Visitors to New York City who travelled to Ground Zero, the former site of the World Trade Centre, have always seen more than the location of the worst terrorist act on American soil.
Conspiracy theorists, gory picture-book vendors and people wearing T-shirts saying “Everything I needed to know about Islam I learned on 9/11” obscure the searing stories of real people.
Engineer Leokadia Glogowski worked on the 82nd floor of the north tower, just below where the first plane hit.
She talks about a normal day — early morning coffee with her husband, a kiss at the car door — where tiny, unknowable choices made a difference.
Her last-minute change of shoes from high heels to flats, colleagues taking their children to the first day of school, an email from her sister in Poland: detailing how the family would say Thanksgiving prayers to celebrate her survival from a plunging lift in the same tower just a few weeks earlier.
The towers were unfathomably large, with express and local lifts just like the subway. When Lee looked down from her office, she was too high to know whether she needed to carry an umbrella at lunchtime.
There was absolute silence, with just the tinkle of computer keys, when hijacked Flight 11 sliced through nearly six floors at 790km/h.
“A tremendous bang,” she said, “and our tower began to bend to the side, and then it immediately bent to the other.”
Black smoke. Panic.
“I thought: this is the end of my life. I will die,” she said. “I started to pray and begged God that I would have peace in my heart at the moment that I will die.”
Then someone screamed, “Get out!”
Lee grabbed her bag and headed for the stairs. A colleague with a newly-twisted ankle stayed at their desk. “I’ll call 911,” he said, calmly. Dead.
She looked into the smoke, thought about the email, and went.
Victor Guarnera was the chief technical adviser for security systems for the centre and was one of the last to leave the north tower alive. A New Jersey native with the an accent like a Law and Order witness, he unleashed a barrage of facts about structural engineering and the weight of a loaded Boeing 767, and reminded you how the human mind works in a crisis. Oddly.

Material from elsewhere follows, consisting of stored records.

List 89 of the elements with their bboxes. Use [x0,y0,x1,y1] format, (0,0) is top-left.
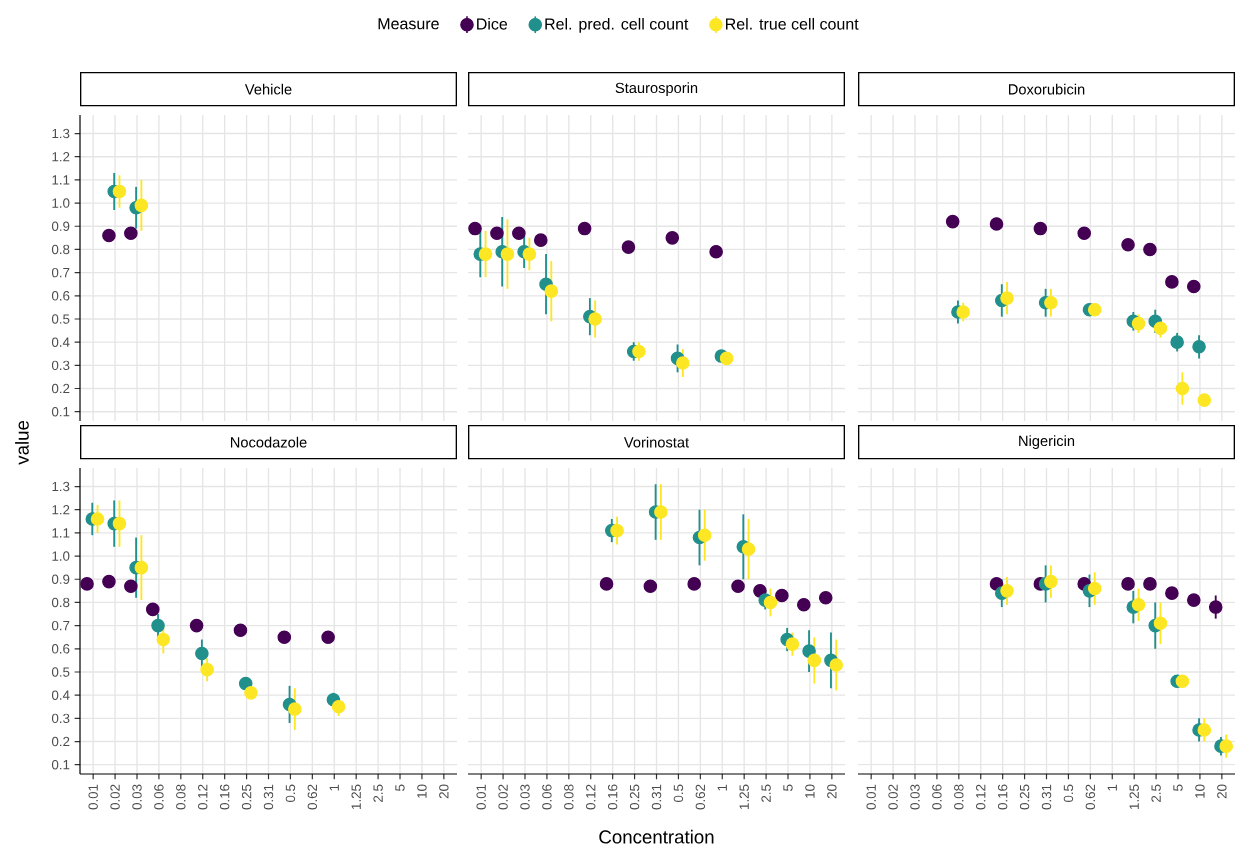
y-tick-label: 1.1 [52,528,70,538]
y-tick-label: 0.5 [51,314,70,324]
y-tick-label: 0.9 [51,574,70,584]
x-tick-label: 10 [417,784,427,798]
chart-title: Doxorubicin [1009,83,1085,95]
x-tick-label: 0.08 [176,784,186,810]
y-tick-label: 1.0 [52,198,70,208]
x-tick-label: 0.16 [997,784,1008,810]
x-tick-label: 0.02 [498,784,508,810]
x-tick-label: 0.06 [542,784,552,810]
x-tick-label: 0.02 [888,784,898,810]
y-tick-label: 0.4 [51,337,70,347]
x-tick-label: 1.25 [1129,784,1139,809]
x-tick-label: 5 [395,784,405,791]
x-tick-label: 10 [1195,784,1205,798]
y-tick-label: 0.8 [51,597,70,608]
x-tick-label: 0.16 [607,784,618,810]
x-tick-label: 5 [1173,784,1183,791]
legend-label: Rel. true cell count [726,17,859,30]
x-tick-label: 2.5 [761,784,771,802]
x-tick-label: 0.03 [520,784,530,810]
x-tick-label: 20 [439,784,449,799]
y-tick-label: 0.2 [51,736,70,747]
legend-label: Rel. pred. cell count [545,17,689,33]
x-tick-label: 0.01 [476,784,486,810]
x-tick-label: 20 [827,784,837,799]
x-tick-label: 0.31 [1041,784,1052,810]
x-axis-title: Concentration [599,829,714,844]
y-tick-label: 0.1 [51,759,70,770]
legend-label: Dice [477,17,508,30]
chart-title: Vorinostat [623,436,690,448]
x-tick-label: 0.03 [910,784,920,810]
x-tick-label: 0.5 [1063,784,1074,803]
x-tick-label: 0.12 [198,784,208,810]
y-tick-label: 0.3 [51,360,70,371]
y-tick-label: 0.8 [51,244,70,255]
x-tick-label: 1 [1107,784,1117,791]
x-tick-label: 1 [329,784,339,791]
x-tick-label: 0.5 [285,784,296,803]
x-tick-label: 0.01 [866,784,876,810]
x-tick-label: 0.08 [954,784,964,810]
chart-title: Staurosporin [615,82,698,96]
y-tick-label: 0.3 [51,713,70,724]
y-tick-label: 1.2 [52,152,70,162]
x-tick-label: 1 [717,784,727,791]
y-tick-label: 0.1 [51,406,70,417]
x-tick-label: 0.31 [651,784,662,810]
chart-title: Vehicle [244,83,292,95]
y-tick-label: 1.1 [52,175,70,185]
chart-title: Nigericin [1019,435,1075,449]
x-tick-label: 0.02 [110,784,120,810]
y-tick-label: 0.2 [51,383,70,394]
x-tick-label: 5 [783,784,793,791]
y-tick-label: 0.6 [51,291,70,301]
y-axis-title: value [15,420,29,465]
x-tick-label: 0.25 [629,784,640,810]
legend-title: Measure [378,18,439,30]
x-tick-label: 0.01 [88,784,98,810]
x-tick-label: 20 [1217,784,1227,799]
y-tick-label: 0.7 [51,267,70,278]
x-tick-label: 0.08 [564,784,574,810]
x-tick-label: 0.16 [219,784,230,810]
x-tick-label: 0.62 [695,784,706,810]
x-tick-label: 0.12 [586,784,596,810]
x-tick-label: 10 [805,784,815,798]
y-tick-label: 0.4 [51,690,70,700]
x-tick-label: 2.5 [373,784,383,802]
x-tick-label: 0.06 [154,784,164,810]
x-tick-label: 1.25 [351,784,361,809]
y-tick-label: 1.0 [52,551,70,561]
x-tick-label: 0.03 [132,784,142,810]
x-tick-label: 2.5 [1151,784,1161,802]
x-tick-label: 0.25 [1019,784,1030,810]
y-tick-label: 0.7 [51,620,70,631]
y-tick-label: 1.2 [52,505,70,515]
x-tick-label: 0.06 [932,784,942,810]
x-tick-label: 0.25 [241,784,252,810]
x-tick-label: 0.31 [263,784,274,810]
chart-title: Nocodazole [230,436,307,448]
y-tick-label: 1.3 [52,128,70,139]
y-tick-label: 1.3 [52,481,70,492]
x-tick-label: 1.25 [739,784,749,809]
y-tick-label: 0.5 [51,667,70,677]
x-tick-label: 0.12 [976,784,986,810]
x-tick-label: 0.62 [307,784,318,810]
x-tick-label: 0.5 [673,784,684,803]
x-tick-label: 0.62 [1085,784,1096,810]
y-tick-label: 0.9 [51,221,70,231]
y-tick-label: 0.6 [51,644,70,654]
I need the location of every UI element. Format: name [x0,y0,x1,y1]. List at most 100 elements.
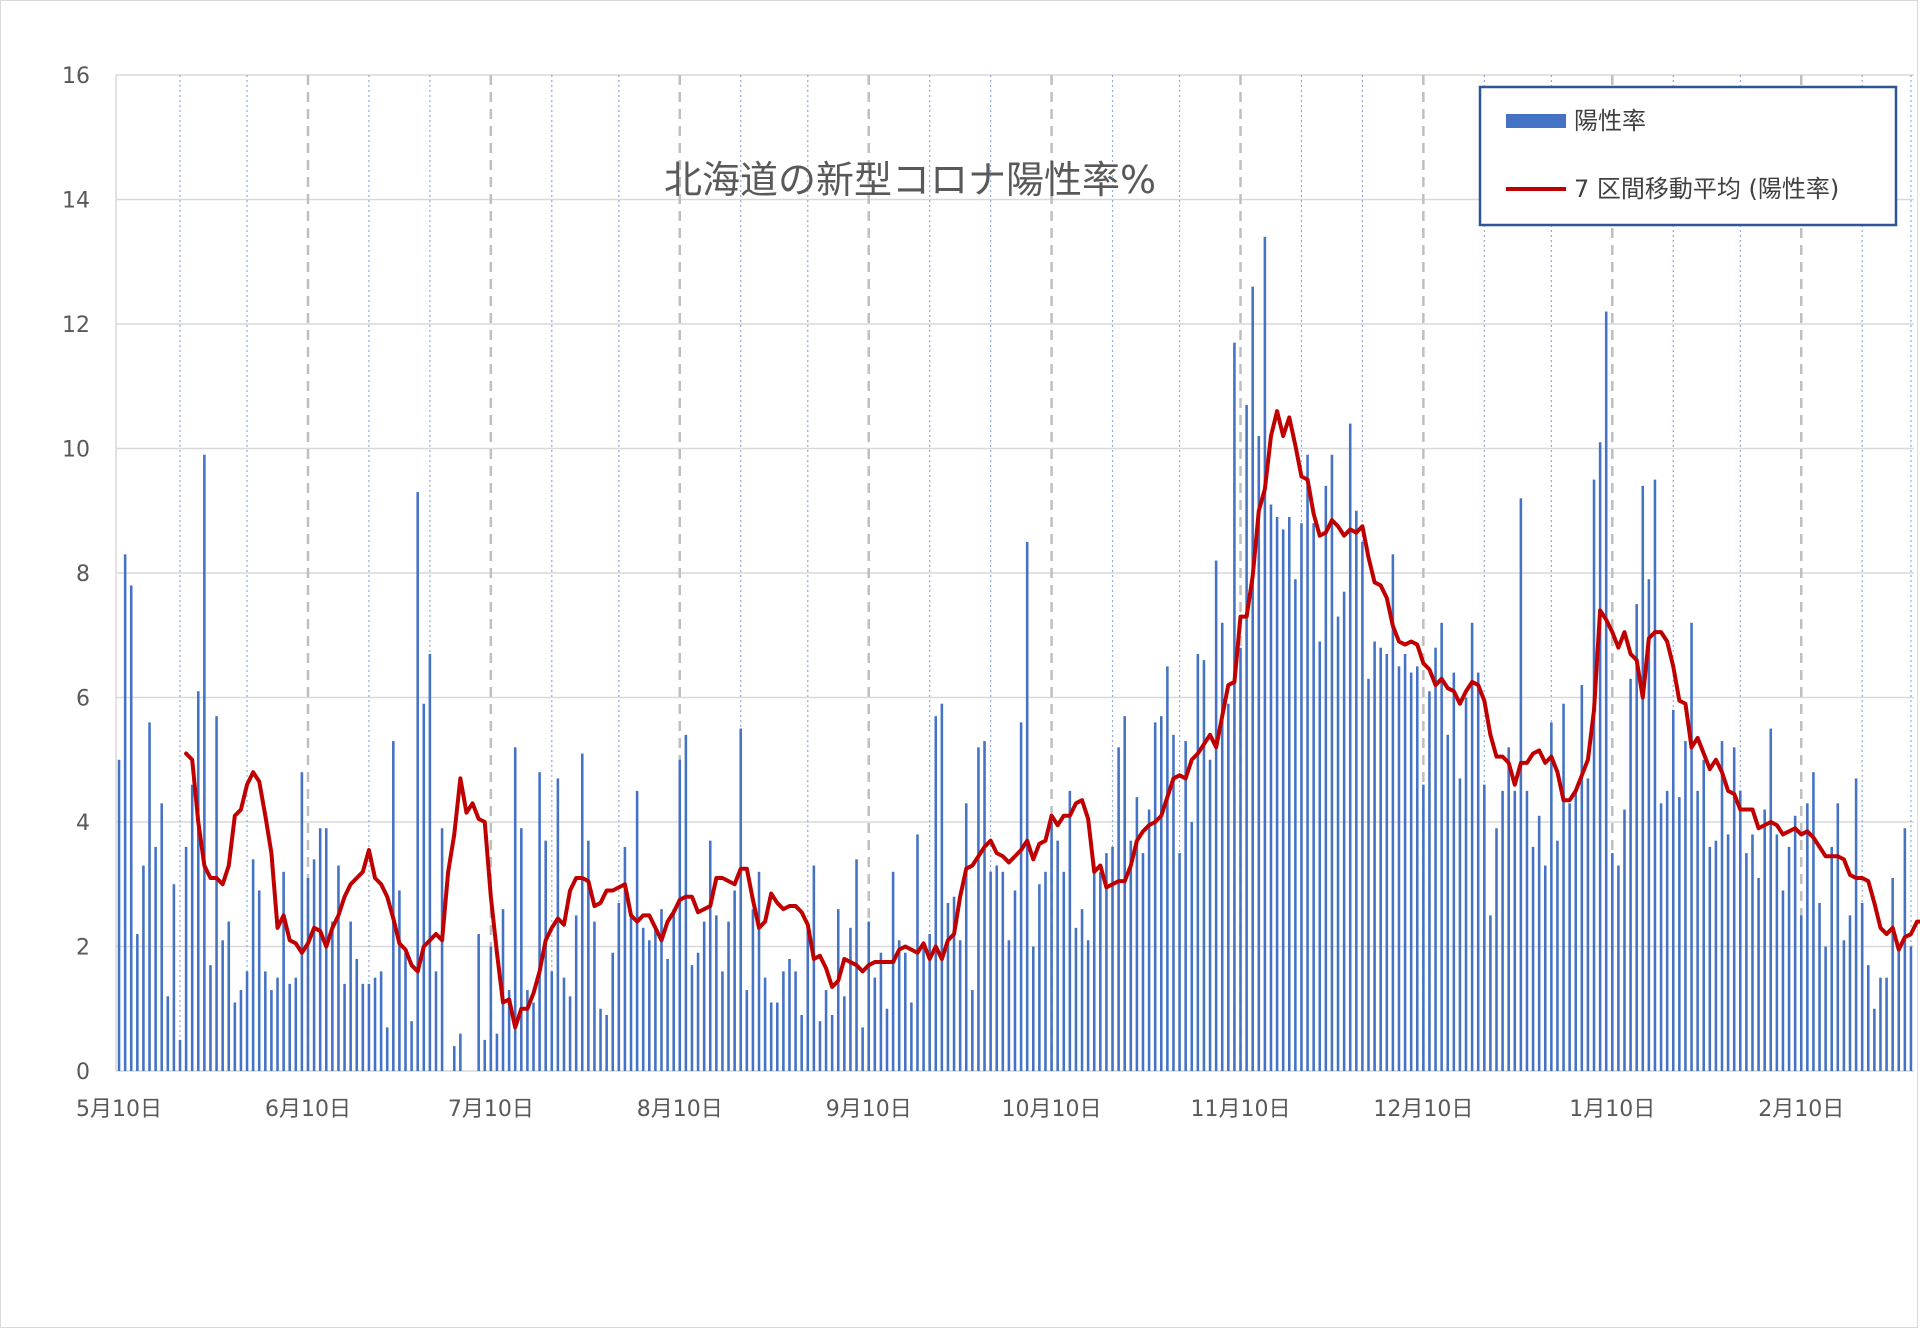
bar [1099,871,1102,1071]
bar [751,909,755,1071]
bar [1391,554,1395,1071]
bar [233,1002,237,1071]
bar [1129,840,1133,1071]
bar [769,1002,773,1071]
bar [1202,660,1206,1071]
y-tick-label: 0 [76,1060,90,1085]
bar [1537,815,1541,1071]
bar [1671,709,1675,1071]
bar [227,921,231,1071]
bar [178,1039,182,1071]
bar [1617,865,1620,1071]
bar [385,1027,389,1071]
bar [1239,647,1242,1071]
bar [1068,790,1072,1071]
bar [684,734,688,1071]
bar [1586,778,1590,1071]
bar [568,996,572,1071]
bar [1757,878,1760,1071]
bar [1342,591,1346,1071]
bar [958,940,962,1071]
bar [1592,479,1596,1071]
x-tick-label: 6月10日 [265,1097,351,1122]
bar [123,554,127,1071]
bar [1019,722,1023,1071]
bar [715,915,718,1071]
bar [1178,853,1181,1071]
y-tick-label: 16 [62,64,90,89]
bar [264,971,267,1071]
bar [1269,504,1273,1071]
bar [459,1033,462,1071]
bar [203,454,206,1072]
bar [1257,436,1261,1071]
bar [221,940,224,1071]
bar [1598,442,1602,1071]
bar [1635,604,1638,1071]
bar [629,915,633,1071]
bar [1056,840,1059,1071]
bar [532,1002,535,1071]
bar [1720,741,1724,1071]
bar [1294,579,1297,1071]
bar [641,927,645,1071]
y-tick-label: 10 [62,438,90,463]
bar [1903,828,1907,1071]
bar [1531,846,1535,1071]
bar [276,977,279,1071]
bar [440,828,444,1071]
bar [654,927,657,1071]
bar [294,977,298,1071]
bar [197,691,200,1071]
bar [1806,803,1809,1071]
bar [1452,672,1456,1071]
bar [1568,803,1571,1071]
bar [1306,454,1309,1072]
bar [148,722,151,1071]
bar [1440,622,1443,1071]
chart-title: 北海道の新型コロナ陽性率% [664,158,1156,202]
bar [239,990,243,1071]
bar [1860,902,1864,1071]
x-tick-label: 10月10日 [1002,1097,1102,1122]
bar [818,1021,822,1071]
bar [1300,523,1303,1071]
bar [928,934,931,1071]
bar [678,759,682,1071]
bar [1409,672,1413,1071]
bar [1519,498,1523,1071]
bar [873,977,877,1071]
bar [812,865,816,1071]
bar [544,840,547,1071]
bar [1543,865,1547,1071]
bar [282,871,285,1071]
bar [1781,890,1785,1071]
bar [142,865,145,1071]
bar [946,902,950,1071]
bar [1324,485,1328,1072]
bar [1220,622,1224,1071]
bar [331,921,334,1071]
x-tick-label: 7月10日 [448,1097,534,1122]
bar [1025,541,1029,1071]
bar [1446,734,1450,1071]
x-tick-label: 8月10日 [637,1097,723,1122]
bar [1214,560,1218,1071]
y-tick-label: 14 [62,189,90,214]
bar [1476,672,1480,1071]
bar [1159,716,1163,1071]
bar [1684,741,1687,1071]
bar [1251,286,1254,1071]
bar [1885,977,1888,1071]
bar [1830,846,1833,1071]
bar [794,971,797,1071]
bar [538,772,541,1071]
bar [843,996,846,1071]
bar [1355,510,1358,1071]
bar [1111,846,1114,1071]
bar [806,927,810,1071]
legend-box [1478,85,1898,227]
bar [556,778,560,1071]
bar [763,977,767,1071]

The hysterical radio calls — “a plane!” — didn’t stop him calmly going through what he was meant to do, even trying to avoid getting wet from the sprinklers in the empty north tower foyer and answering a question from a tenant, a survivor of the 1993 bombing, about how long it would be before they could get back to their offices.
“This is a situation, these towers will last forever,” he remembers thinking, “that’s the mindset,” he said.
These voices, from a tour organised by the Tribute WTC Visitor Centre, are a reminder of the ongoing human impact. In New York it’s harder to avoid, with advertisements for the new memorial and construction of the One World Trade Centre tower that will eventually become the tallest building in America.
But travelling across the US, the tenth anniversary of the attacks has been largely a media event, buried by more bad news about the limp economy.
Omayra Rivera conducts the “Prayers for Peace” service most days at St Paul’s Chapel, next to the site.
“Time makes it a lot easier to talk about it,” she said.
But the weekend’s event — when President Obama will open a memorial — won’t help.
“I think the new memorial will make it worse, it’ll become more of a tourist attraction,” she said. “Here, New York people are tired of the cameras and the publicity. They want it to go away.”